Sharp's financial situation remains worrisome. As of the end of March, it had nearly ¥2 trillion in liabilities, 10 times the amount of cash and cash equivalents on hand. The company's equity ratio, a measure of financial stability, is 6%. A ratio below 10% is considered dire. Crippled by two straight years of record losses, Sharp has been forced to turn to rivals Hon Hai Precision Industry Co. Ltd. and Samsung as well as chip maker Qualcomm Inc. for equity investments to shore up its finances. It is facing a ¥200 billion convertible bond redemption in September and an additional ¥130 billion in bond redemptions in 2014.
And the liquidity is just going from bad to worse:
Sharp said it exercised an additional credit facility of up to ¥150 billion from its main lenders, Mizuho Financial Group Inc. and Bank of Tokyo Mitsubishi UFJ. This additional borrowing is on top of a ¥360 billion credit line extended by the banks.

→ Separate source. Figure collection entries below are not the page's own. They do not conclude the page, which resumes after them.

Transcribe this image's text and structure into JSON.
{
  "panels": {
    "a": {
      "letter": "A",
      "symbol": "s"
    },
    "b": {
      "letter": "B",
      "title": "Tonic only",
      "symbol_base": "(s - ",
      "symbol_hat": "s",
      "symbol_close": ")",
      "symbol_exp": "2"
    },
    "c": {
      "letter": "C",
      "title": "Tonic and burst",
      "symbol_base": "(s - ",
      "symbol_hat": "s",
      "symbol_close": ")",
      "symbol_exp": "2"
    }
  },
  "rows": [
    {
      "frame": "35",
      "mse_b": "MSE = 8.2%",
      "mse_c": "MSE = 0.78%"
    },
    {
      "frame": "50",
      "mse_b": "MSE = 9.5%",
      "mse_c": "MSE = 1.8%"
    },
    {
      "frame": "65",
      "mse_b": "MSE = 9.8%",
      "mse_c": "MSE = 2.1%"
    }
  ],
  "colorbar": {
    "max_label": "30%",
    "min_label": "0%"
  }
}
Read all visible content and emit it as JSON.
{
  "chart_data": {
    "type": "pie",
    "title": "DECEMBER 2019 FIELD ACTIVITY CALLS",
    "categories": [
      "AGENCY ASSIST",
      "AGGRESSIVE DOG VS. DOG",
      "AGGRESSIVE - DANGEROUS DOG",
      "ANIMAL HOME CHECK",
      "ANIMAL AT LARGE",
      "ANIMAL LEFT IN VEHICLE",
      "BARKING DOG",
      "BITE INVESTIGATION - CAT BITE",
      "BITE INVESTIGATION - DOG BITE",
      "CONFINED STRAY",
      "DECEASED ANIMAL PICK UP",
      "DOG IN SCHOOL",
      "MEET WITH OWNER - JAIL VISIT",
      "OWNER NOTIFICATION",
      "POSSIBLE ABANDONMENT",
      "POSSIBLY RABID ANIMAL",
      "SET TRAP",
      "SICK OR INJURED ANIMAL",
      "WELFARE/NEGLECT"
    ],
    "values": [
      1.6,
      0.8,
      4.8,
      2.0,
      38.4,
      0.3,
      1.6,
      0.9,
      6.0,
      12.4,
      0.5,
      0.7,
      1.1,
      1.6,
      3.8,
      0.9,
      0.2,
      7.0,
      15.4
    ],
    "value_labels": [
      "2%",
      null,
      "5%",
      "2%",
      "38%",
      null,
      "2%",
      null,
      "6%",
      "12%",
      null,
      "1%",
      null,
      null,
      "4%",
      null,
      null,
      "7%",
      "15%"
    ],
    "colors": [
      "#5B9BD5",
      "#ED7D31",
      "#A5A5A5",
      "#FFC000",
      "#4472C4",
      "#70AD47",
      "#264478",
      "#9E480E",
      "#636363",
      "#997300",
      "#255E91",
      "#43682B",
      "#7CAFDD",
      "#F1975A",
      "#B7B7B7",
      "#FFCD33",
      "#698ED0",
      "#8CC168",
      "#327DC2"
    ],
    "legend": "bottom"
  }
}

However, all of the above is just "reality" - and who cares about that in the New Normal. After all 4 years of constantly disappointing "reality" have merely pushed the G-0 central banks to ramp up their reflation efforts to unprecedented levels. And it is not reality that matters, but models - remember to an economist it is never a (DSGE) model that incorrect, it is reality that is wrong. So time to do more of the same, and in the meantime, boost optimism and hopium. That is the only thing the centrally-planned nomenkaltura has. Same with Sharp.
For the current year to March 2014, Sharp said it plans to return to the black with a net profit of ¥5 billion, an operating profit of ¥80 billion on revenue of ¥2.7 trillion.
And if it doesn't? Don't worry. It will just project profit for 2015.... Then for 2016... Then for 2017... And so on.